PHASE OF CARE: Active antitumor treatment

Randomized, placebo-controlled, double-blind, prospective study

Gravimetry, blood collection in suction bottles, and visual inspection were used to calculate intraoperative blood loss; postoperative blood loss was calculated with a measure of the blood collected in suction bottles during 24 hours.

Differences in intraoperative blood loss between the groups was not significant (p = 0.22); however, the placebo group demonstrated a significantly greater amount of blood loss postoperatively than the TA group (p = 0.009). This difference, however, did not translate to a significant difference between groups in the number of transfusions (p = 0.51).

The administration of TA in patients undergoing head and neck cancer surgery did not decrease intraoperative blood loss or overall blood loss; although it did reduce postoperative bleeding, this did not translate to a reduction in the number of transfusions.

Nurses must assess perioperative blood loss because it places patients at risk for serious complications. An ongoing need to evaluate measures exists to decrease this risk. 

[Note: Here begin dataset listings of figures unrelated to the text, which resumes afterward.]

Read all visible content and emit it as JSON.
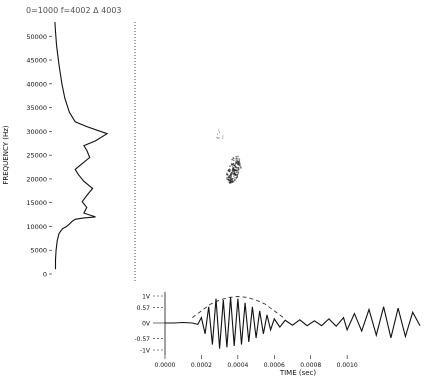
{
  "chart_data": [
    {
      "type": "line",
      "title": "0=1000 f=4002 Δ 4003",
      "orientation": "vertical",
      "ylabel": "FREQUENCY (Hz)",
      "ylim": [
        0,
        53000
      ],
      "y_ticks": [
        0,
        5000,
        10000,
        15000,
        20000,
        25000,
        30000,
        35000,
        40000,
        45000,
        50000
      ],
      "y_tick_labels": [
        "0",
        "5000",
        "10000",
        "15000",
        "20000",
        "25000",
        "30000",
        "35000",
        "40000",
        "45000",
        "50000"
      ],
      "xlim": [
        0,
        1
      ],
      "series": [
        {
          "x": [
            0.06,
            0.06,
            0.07,
            0.09,
            0.12,
            0.18,
            0.25,
            0.3,
            0.34,
            0.4,
            0.55,
            0.75,
            0.55,
            0.6,
            0.52,
            0.6,
            0.7,
            0.55,
            0.45,
            0.4,
            0.5,
            0.65,
            0.6,
            0.55,
            0.75,
            0.95,
            0.6,
            0.4,
            0.3,
            0.22,
            0.17,
            0.12,
            0.08,
            0.06,
            0.05
          ],
          "y": [
            1000,
            3000,
            5000,
            7000,
            8500,
            9500,
            10000,
            10500,
            11000,
            11500,
            11800,
            12000,
            12800,
            14000,
            15200,
            16500,
            18000,
            19500,
            21000,
            22000,
            23000,
            24500,
            26000,
            27000,
            28000,
            29500,
            31000,
            32000,
            34000,
            37000,
            40000,
            44000,
            48000,
            51000,
            53000
          ]
        }
      ]
    },
    {
      "type": "scatter",
      "title": "",
      "xlim": [
        0,
        0.0014
      ],
      "ylim": [
        0,
        53000
      ],
      "clusters": [
        {
          "label": "",
          "center_x": 0.000375,
          "center_y": 22000,
          "color": "#222222"
        }
      ],
      "divider_style": "dotted"
    },
    {
      "type": "line",
      "xlabel": "TIME (sec)",
      "xlim": [
        0,
        0.0014
      ],
      "x_ticks": [
        0,
        0.0002,
        0.0004,
        0.0006,
        0.0008,
        0.001
      ],
      "x_tick_labels": [
        "0.0000",
        "0.0002",
        "0.0004",
        "0.0006",
        "0.0008",
        "0.0010"
      ],
      "ylim": [
        -1,
        1
      ],
      "y_ticks": [
        1,
        0.57,
        0,
        -0.57,
        -1
      ],
      "y_tick_labels": [
        "1V",
        "0.57",
        "0V",
        "-0.57",
        "-1V"
      ],
      "series": [
        {
          "name": "",
          "kind": "waveform",
          "x": [
            0.0,
            5e-05,
            0.0001,
            0.00015,
            0.00018,
            0.0002,
            0.00022,
            0.00024,
            0.00026,
            0.00028,
            0.0003,
            0.00032,
            0.00034,
            0.00036,
            0.00038,
            0.0004,
            0.00042,
            0.00044,
            0.00046,
            0.00048,
            0.0005,
            0.00052,
            0.00054,
            0.00056,
            0.00058,
            0.0006,
            0.00063,
            0.00066,
            0.0007,
            0.00074,
            0.00078,
            0.00082,
            0.00086,
            0.0009,
            0.00094,
            0.00098,
            0.001,
            0.00104,
            0.00108,
            0.00112,
            0.00116,
            0.0012,
            0.00124,
            0.00128,
            0.00132,
            0.00136,
            0.0014
          ],
          "y": [
            0.0,
            0.0,
            0.02,
            0.0,
            -0.05,
            0.2,
            -0.4,
            0.6,
            -0.8,
            0.9,
            -0.95,
            0.85,
            -0.9,
            0.95,
            -0.85,
            0.9,
            -0.8,
            0.75,
            -0.7,
            0.6,
            -0.55,
            0.45,
            -0.4,
            0.3,
            -0.25,
            0.15,
            -0.15,
            0.1,
            -0.08,
            0.12,
            -0.1,
            0.08,
            -0.1,
            0.15,
            -0.12,
            0.2,
            -0.25,
            0.35,
            -0.3,
            0.5,
            -0.45,
            0.6,
            -0.55,
            0.55,
            -0.5,
            0.4,
            -0.1
          ]
        },
        {
          "name": "",
          "kind": "envelope",
          "x": [
            0.00015,
            0.0002,
            0.00025,
            0.0003,
            0.00035,
            0.0004,
            0.00045,
            0.0005,
            0.00055,
            0.0006,
            0.00065
          ],
          "y": [
            0.2,
            0.45,
            0.7,
            0.85,
            0.95,
            0.98,
            0.95,
            0.85,
            0.7,
            0.45,
            0.2
          ],
          "style": "dashed"
        }
      ]
    }
  ]
}
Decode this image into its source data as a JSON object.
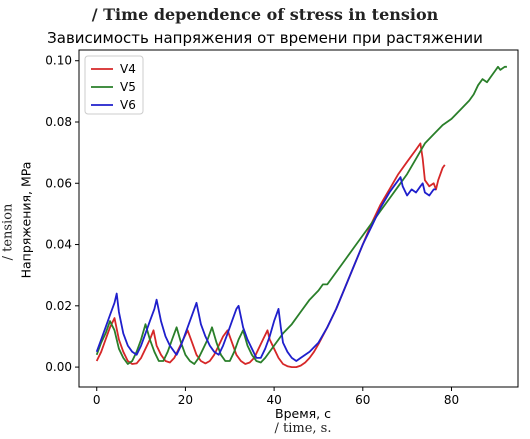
{
  "chart_data": {
    "type": "line",
    "caption": "/ Time dependence of stress in tension",
    "title": "Зависимость напряжения от времени при растяжении",
    "xlabel": "Время, с",
    "xlabel_en": "/ time, s.",
    "ylabel": "Напряжения, MPa",
    "ylabel_en": "/ tension",
    "xlim": [
      -4,
      95
    ],
    "ylim": [
      -0.0065,
      0.1035
    ],
    "xticks": [
      0,
      20,
      40,
      60,
      80
    ],
    "yticks": [
      0.0,
      0.02,
      0.04,
      0.06,
      0.08,
      0.1
    ],
    "xtick_labels": [
      "0",
      "20",
      "40",
      "60",
      "80"
    ],
    "ytick_labels": [
      "0.00",
      "0.02",
      "0.04",
      "0.06",
      "0.08",
      "0.10"
    ],
    "grid": false,
    "legend_position": "top-left",
    "series": [
      {
        "name": "V4",
        "color": "#d62728",
        "points": [
          [
            0,
            0.002
          ],
          [
            1,
            0.005
          ],
          [
            2,
            0.009
          ],
          [
            3,
            0.013
          ],
          [
            4,
            0.016
          ],
          [
            5,
            0.009
          ],
          [
            6,
            0.005
          ],
          [
            7,
            0.002
          ],
          [
            8,
            0.001
          ],
          [
            9,
            0.0012
          ],
          [
            10,
            0.003
          ],
          [
            11,
            0.006
          ],
          [
            12,
            0.009
          ],
          [
            12.8,
            0.012
          ],
          [
            13.5,
            0.007
          ],
          [
            14.5,
            0.004
          ],
          [
            15.5,
            0.002
          ],
          [
            16.5,
            0.0015
          ],
          [
            17.5,
            0.003
          ],
          [
            18.5,
            0.006
          ],
          [
            19.5,
            0.009
          ],
          [
            20.5,
            0.012
          ],
          [
            21.5,
            0.008
          ],
          [
            22.5,
            0.004
          ],
          [
            23.5,
            0.002
          ],
          [
            24.5,
            0.0012
          ],
          [
            25.5,
            0.002
          ],
          [
            26.5,
            0.004
          ],
          [
            27.5,
            0.007
          ],
          [
            28.5,
            0.01
          ],
          [
            29.5,
            0.012
          ],
          [
            30.5,
            0.008
          ],
          [
            31.5,
            0.004
          ],
          [
            32.5,
            0.002
          ],
          [
            33.5,
            0.001
          ],
          [
            34.5,
            0.0015
          ],
          [
            35.5,
            0.003
          ],
          [
            36.5,
            0.006
          ],
          [
            37.5,
            0.009
          ],
          [
            38.5,
            0.012
          ],
          [
            39,
            0.009
          ],
          [
            40,
            0.006
          ],
          [
            41,
            0.003
          ],
          [
            42,
            0.001
          ],
          [
            43,
            0.0003
          ],
          [
            44,
            0.0
          ],
          [
            45,
            0.0
          ],
          [
            46,
            0.0005
          ],
          [
            47,
            0.0015
          ],
          [
            48,
            0.003
          ],
          [
            49,
            0.005
          ],
          [
            50,
            0.0075
          ],
          [
            52,
            0.013
          ],
          [
            54,
            0.019
          ],
          [
            56,
            0.026
          ],
          [
            58,
            0.033
          ],
          [
            60,
            0.04
          ],
          [
            62,
            0.047
          ],
          [
            64,
            0.053
          ],
          [
            66,
            0.058
          ],
          [
            68,
            0.063
          ],
          [
            70,
            0.067
          ],
          [
            72,
            0.071
          ],
          [
            73,
            0.073
          ],
          [
            73.5,
            0.068
          ],
          [
            74,
            0.061
          ],
          [
            75,
            0.059
          ],
          [
            76,
            0.06
          ],
          [
            76.5,
            0.058
          ],
          [
            77,
            0.061
          ],
          [
            78,
            0.065
          ],
          [
            78.5,
            0.066
          ]
        ]
      },
      {
        "name": "V5",
        "color": "#2a7f2a",
        "points": [
          [
            0,
            0.004
          ],
          [
            1,
            0.008
          ],
          [
            2,
            0.011
          ],
          [
            3,
            0.015
          ],
          [
            4,
            0.012
          ],
          [
            5,
            0.006
          ],
          [
            6,
            0.003
          ],
          [
            7,
            0.001
          ],
          [
            8,
            0.002
          ],
          [
            9,
            0.005
          ],
          [
            10,
            0.009
          ],
          [
            11,
            0.014
          ],
          [
            12,
            0.009
          ],
          [
            13,
            0.005
          ],
          [
            14,
            0.002
          ],
          [
            15,
            0.002
          ],
          [
            16,
            0.005
          ],
          [
            17,
            0.009
          ],
          [
            18,
            0.013
          ],
          [
            19,
            0.008
          ],
          [
            20,
            0.004
          ],
          [
            21,
            0.002
          ],
          [
            22,
            0.001
          ],
          [
            23,
            0.003
          ],
          [
            24,
            0.006
          ],
          [
            25,
            0.009
          ],
          [
            26,
            0.013
          ],
          [
            27,
            0.008
          ],
          [
            28,
            0.004
          ],
          [
            29,
            0.002
          ],
          [
            30,
            0.002
          ],
          [
            31,
            0.005
          ],
          [
            32,
            0.009
          ],
          [
            33,
            0.012
          ],
          [
            34,
            0.007
          ],
          [
            35,
            0.004
          ],
          [
            36,
            0.002
          ],
          [
            37,
            0.0015
          ],
          [
            38,
            0.003
          ],
          [
            40,
            0.007
          ],
          [
            42,
            0.011
          ],
          [
            44,
            0.014
          ],
          [
            46,
            0.018
          ],
          [
            48,
            0.022
          ],
          [
            50,
            0.025
          ],
          [
            51,
            0.027
          ],
          [
            52,
            0.027
          ],
          [
            54,
            0.031
          ],
          [
            56,
            0.035
          ],
          [
            58,
            0.039
          ],
          [
            60,
            0.043
          ],
          [
            62,
            0.047
          ],
          [
            64,
            0.051
          ],
          [
            66,
            0.055
          ],
          [
            68,
            0.059
          ],
          [
            70,
            0.063
          ],
          [
            72,
            0.068
          ],
          [
            74,
            0.073
          ],
          [
            76,
            0.076
          ],
          [
            78,
            0.079
          ],
          [
            80,
            0.081
          ],
          [
            82,
            0.084
          ],
          [
            84,
            0.087
          ],
          [
            85,
            0.089
          ],
          [
            86,
            0.092
          ],
          [
            87,
            0.094
          ],
          [
            88,
            0.093
          ],
          [
            89,
            0.095
          ],
          [
            90,
            0.097
          ],
          [
            90.5,
            0.098
          ],
          [
            91,
            0.097
          ],
          [
            92,
            0.098
          ],
          [
            92.5,
            0.098
          ]
        ]
      },
      {
        "name": "V6",
        "color": "#1f1fcc",
        "points": [
          [
            0,
            0.005
          ],
          [
            1,
            0.009
          ],
          [
            2,
            0.013
          ],
          [
            3,
            0.017
          ],
          [
            4,
            0.021
          ],
          [
            4.5,
            0.024
          ],
          [
            5,
            0.018
          ],
          [
            6,
            0.011
          ],
          [
            7,
            0.007
          ],
          [
            8,
            0.005
          ],
          [
            9,
            0.004
          ],
          [
            10,
            0.007
          ],
          [
            11,
            0.011
          ],
          [
            12,
            0.015
          ],
          [
            13,
            0.019
          ],
          [
            13.5,
            0.022
          ],
          [
            14.5,
            0.015
          ],
          [
            15.5,
            0.01
          ],
          [
            16.5,
            0.007
          ],
          [
            17.5,
            0.005
          ],
          [
            18,
            0.004
          ],
          [
            19,
            0.007
          ],
          [
            20,
            0.011
          ],
          [
            21,
            0.015
          ],
          [
            22,
            0.019
          ],
          [
            22.5,
            0.021
          ],
          [
            23.5,
            0.014
          ],
          [
            24.5,
            0.01
          ],
          [
            25.5,
            0.007
          ],
          [
            26.5,
            0.005
          ],
          [
            27.5,
            0.004
          ],
          [
            28.5,
            0.007
          ],
          [
            29.5,
            0.011
          ],
          [
            30.5,
            0.015
          ],
          [
            31.5,
            0.019
          ],
          [
            32,
            0.02
          ],
          [
            33,
            0.013
          ],
          [
            34,
            0.009
          ],
          [
            35,
            0.006
          ],
          [
            36,
            0.003
          ],
          [
            37,
            0.003
          ],
          [
            38,
            0.006
          ],
          [
            39,
            0.01
          ],
          [
            40,
            0.015
          ],
          [
            41,
            0.019
          ],
          [
            41.5,
            0.013
          ],
          [
            42,
            0.008
          ],
          [
            43,
            0.005
          ],
          [
            44,
            0.003
          ],
          [
            45,
            0.002
          ],
          [
            46,
            0.003
          ],
          [
            48,
            0.005
          ],
          [
            50,
            0.008
          ],
          [
            52,
            0.013
          ],
          [
            54,
            0.019
          ],
          [
            56,
            0.026
          ],
          [
            58,
            0.033
          ],
          [
            60,
            0.04
          ],
          [
            62,
            0.046
          ],
          [
            64,
            0.052
          ],
          [
            66,
            0.057
          ],
          [
            67,
            0.059
          ],
          [
            68,
            0.061
          ],
          [
            68.5,
            0.062
          ],
          [
            69,
            0.059
          ],
          [
            70,
            0.056
          ],
          [
            71,
            0.058
          ],
          [
            72,
            0.057
          ],
          [
            73,
            0.059
          ],
          [
            73.5,
            0.06
          ],
          [
            74,
            0.057
          ],
          [
            75,
            0.056
          ],
          [
            76,
            0.058
          ],
          [
            76.5,
            0.058
          ]
        ]
      }
    ]
  }
}
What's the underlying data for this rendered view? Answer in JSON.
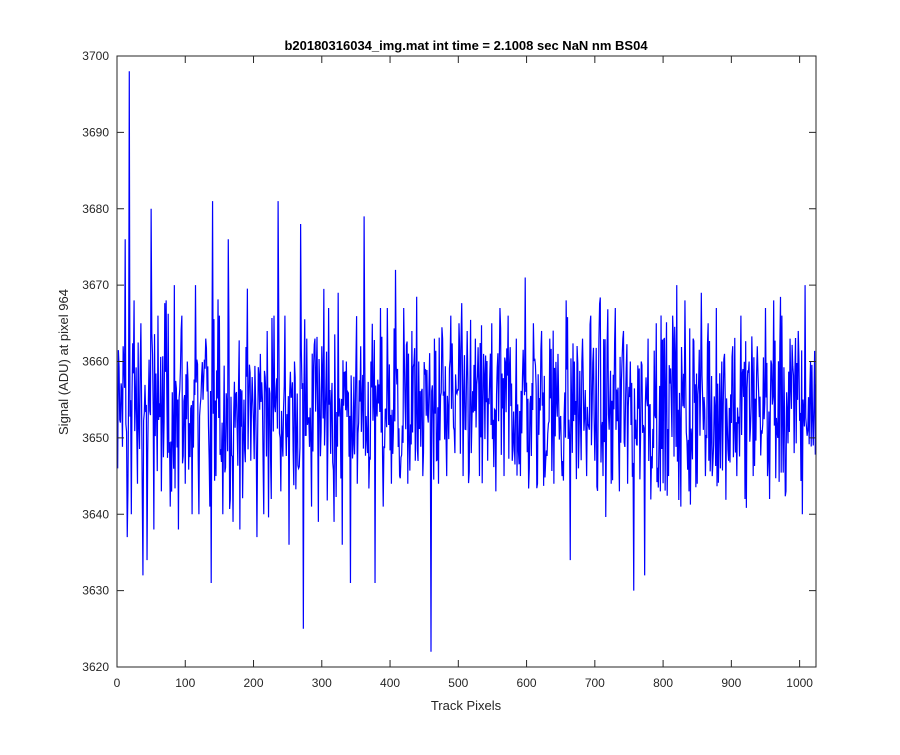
{
  "chart_data": {
    "type": "line",
    "title": "b20180316034_img.mat int time = 2.1008 sec  NaN nm BS04",
    "xlabel": "Track Pixels",
    "ylabel": "Signal (ADU) at pixel 964",
    "xlim": [
      0,
      1024
    ],
    "ylim": [
      3620,
      3700
    ],
    "xticks": [
      0,
      100,
      200,
      300,
      400,
      500,
      600,
      700,
      800,
      900,
      1000
    ],
    "yticks": [
      3620,
      3630,
      3640,
      3650,
      3660,
      3670,
      3680,
      3690,
      3700
    ],
    "grid": false,
    "legend": "none",
    "series": [
      {
        "color": "#0000ff",
        "x_start": 1,
        "x_step": 1,
        "noise_mean": 3654,
        "noise_sd": 7.5,
        "values_note_points": [
          [
            1,
            3646
          ],
          [
            5,
            3652
          ],
          [
            9,
            3662
          ],
          [
            12,
            3676
          ],
          [
            15,
            3637
          ],
          [
            18,
            3698
          ],
          [
            21,
            3640
          ],
          [
            25,
            3668
          ],
          [
            30,
            3644
          ],
          [
            35,
            3665
          ],
          [
            38,
            3632
          ],
          [
            44,
            3634
          ],
          [
            50,
            3680
          ],
          [
            54,
            3638
          ],
          [
            60,
            3666
          ],
          [
            65,
            3643
          ],
          [
            72,
            3668
          ],
          [
            78,
            3641
          ],
          [
            84,
            3670
          ],
          [
            90,
            3638
          ],
          [
            95,
            3666
          ],
          [
            100,
            3644
          ],
          [
            103,
            3660
          ],
          [
            110,
            3640
          ],
          [
            115,
            3670
          ],
          [
            120,
            3640
          ],
          [
            126,
            3655
          ],
          [
            130,
            3663
          ],
          [
            136,
            3641
          ],
          [
            138,
            3631
          ],
          [
            140,
            3681
          ],
          [
            145,
            3645
          ],
          [
            150,
            3666
          ],
          [
            155,
            3640
          ],
          [
            163,
            3676
          ],
          [
            170,
            3639
          ],
          [
            175,
            3656
          ],
          [
            180,
            3638
          ],
          [
            186,
            3655
          ],
          [
            190,
            3658
          ],
          [
            196,
            3647
          ],
          [
            200,
            3652
          ],
          [
            205,
            3637
          ],
          [
            210,
            3661
          ],
          [
            215,
            3640
          ],
          [
            220,
            3664
          ],
          [
            226,
            3642
          ],
          [
            230,
            3666
          ],
          [
            236,
            3681
          ],
          [
            240,
            3643
          ],
          [
            246,
            3666
          ],
          [
            252,
            3636
          ],
          [
            260,
            3660
          ],
          [
            266,
            3646
          ],
          [
            269,
            3678
          ],
          [
            273,
            3625
          ],
          [
            278,
            3663
          ],
          [
            285,
            3641
          ],
          [
            290,
            3663
          ],
          [
            295,
            3639
          ],
          [
            300,
            3662
          ],
          [
            304,
            3649
          ],
          [
            310,
            3667
          ],
          [
            318,
            3639
          ],
          [
            324,
            3669
          ],
          [
            330,
            3636
          ],
          [
            336,
            3660
          ],
          [
            342,
            3631
          ],
          [
            347,
            3658
          ],
          [
            352,
            3644
          ],
          [
            357,
            3662
          ],
          [
            362,
            3679
          ],
          [
            367,
            3648
          ],
          [
            372,
            3660
          ],
          [
            378,
            3631
          ],
          [
            384,
            3657
          ],
          [
            390,
            3641
          ],
          [
            396,
            3667
          ],
          [
            402,
            3644
          ],
          [
            408,
            3672
          ],
          [
            414,
            3645
          ],
          [
            420,
            3667
          ],
          [
            426,
            3644
          ],
          [
            432,
            3664
          ],
          [
            437,
            3647
          ],
          [
            442,
            3660
          ],
          [
            448,
            3645
          ],
          [
            452,
            3659
          ],
          [
            456,
            3652
          ],
          [
            460,
            3622
          ],
          [
            465,
            3663
          ],
          [
            471,
            3644
          ],
          [
            477,
            3663
          ],
          [
            483,
            3645
          ],
          [
            489,
            3666
          ],
          [
            495,
            3648
          ],
          [
            501,
            3665
          ],
          [
            507,
            3645
          ],
          [
            513,
            3664
          ],
          [
            519,
            3648
          ],
          [
            525,
            3663
          ],
          [
            531,
            3645
          ],
          [
            537,
            3661
          ],
          [
            543,
            3647
          ],
          [
            549,
            3665
          ],
          [
            555,
            3643
          ],
          [
            561,
            3667
          ],
          [
            567,
            3645
          ],
          [
            573,
            3666
          ],
          [
            579,
            3647
          ],
          [
            585,
            3663
          ],
          [
            591,
            3645
          ],
          [
            598,
            3671
          ],
          [
            604,
            3646
          ],
          [
            610,
            3665
          ],
          [
            616,
            3644
          ],
          [
            622,
            3664
          ],
          [
            628,
            3647
          ],
          [
            634,
            3663
          ],
          [
            640,
            3644
          ],
          [
            646,
            3661
          ],
          [
            652,
            3645
          ],
          [
            658,
            3668
          ],
          [
            664,
            3634
          ],
          [
            670,
            3660
          ],
          [
            676,
            3646
          ],
          [
            682,
            3663
          ],
          [
            688,
            3645
          ],
          [
            694,
            3666
          ],
          [
            700,
            3647
          ],
          [
            706,
            3663
          ],
          [
            712,
            3645
          ],
          [
            718,
            3662
          ],
          [
            724,
            3644
          ],
          [
            730,
            3667
          ],
          [
            736,
            3643
          ],
          [
            742,
            3664
          ],
          [
            748,
            3644
          ],
          [
            752,
            3660
          ],
          [
            757,
            3630
          ],
          [
            762,
            3649
          ],
          [
            768,
            3660
          ],
          [
            773,
            3632
          ],
          [
            778,
            3663
          ],
          [
            784,
            3646
          ],
          [
            790,
            3665
          ],
          [
            796,
            3643
          ],
          [
            802,
            3663
          ],
          [
            808,
            3645
          ],
          [
            814,
            3666
          ],
          [
            820,
            3670
          ],
          [
            826,
            3641
          ],
          [
            832,
            3668
          ],
          [
            838,
            3643
          ],
          [
            844,
            3663
          ],
          [
            850,
            3644
          ],
          [
            856,
            3669
          ],
          [
            862,
            3645
          ],
          [
            866,
            3665
          ],
          [
            872,
            3645
          ],
          [
            878,
            3667
          ],
          [
            884,
            3646
          ],
          [
            890,
            3661
          ],
          [
            896,
            3647
          ],
          [
            902,
            3662
          ],
          [
            908,
            3645
          ],
          [
            914,
            3666
          ],
          [
            920,
            3642
          ],
          [
            926,
            3660
          ],
          [
            932,
            3645
          ],
          [
            938,
            3662
          ],
          [
            944,
            3651
          ],
          [
            950,
            3667
          ],
          [
            956,
            3642
          ],
          [
            962,
            3668
          ],
          [
            968,
            3650
          ],
          [
            974,
            3666
          ],
          [
            980,
            3643
          ],
          [
            986,
            3663
          ],
          [
            992,
            3648
          ],
          [
            998,
            3664
          ],
          [
            1004,
            3640
          ],
          [
            1008,
            3670
          ],
          [
            1012,
            3651
          ],
          [
            1016,
            3660
          ],
          [
            1020,
            3649
          ],
          [
            1024,
            3657
          ]
        ]
      }
    ]
  }
}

To evaluate the efficacy of low level laser therapy (LLLT) for the treatment of chemotherapy-induced oral mucositis (OM) in pediatric patients undergoing chemotherapy or stem cell transplant

Children and adolescents with cancer receiving chemotherapy or hematopoietic stem cell transplantation (HSCT) who developed grade II OM were included. OM was scored daily by the same investigator. In the experimental group, the treatment was applied to each OM lesion for five consecutive days. The control group received sham treatments to each OM lesion for five consecutive days also.

• The study reported on 14 patients with an age range of 4.8–12.3 years.
• The sample was 19% female and 81% male.
• The sample had three patients diagnosed with solid tumors, 15 patients with lymphoma/leukemia, and three patients undergoing stem cell transplant.

This was a single site, inpatient study conducted in the Pediatric Oncology Unit of the Hospital de Clinicas de Porto Alegre at Federal University of Rio Grande do Sul, Brazil.

The study was a randomized, placebo-controlled trial.

• The National Cancer Institute (NCI) Common Terminology Criteria for Adverse Events (CTCAE) version 2.0 was used.
• One examinator assessed mean, standard deviation, and percentiles for age, localization and grade of mucositis, and mucositis severity daily.

No differences were found in grades of mucositis as a function of the LLLT protocol. Mucositis was diagnosed 5.0 to 7.5 days postchemotherapy. On the seventh day after the diagnosis of mucositis, 1 out of 9 patients in the laser group and 9 out of 12 patients in the sham group had grade II or greater OM (p = 0.029). The mean OM duration in the laser group as compared to the sham group was 3.1 days less (p = 0.004).

LLLT can significantly reduce the duration of chemotherapy-induced OM in children.

• The sample size was small with fewer than 30 patients.
• The study did not evaluate pain or functional impairment.

Laser therapy is effective in treatment of mucositis, but it is very high tech and requires special equipment and highly trained personnel.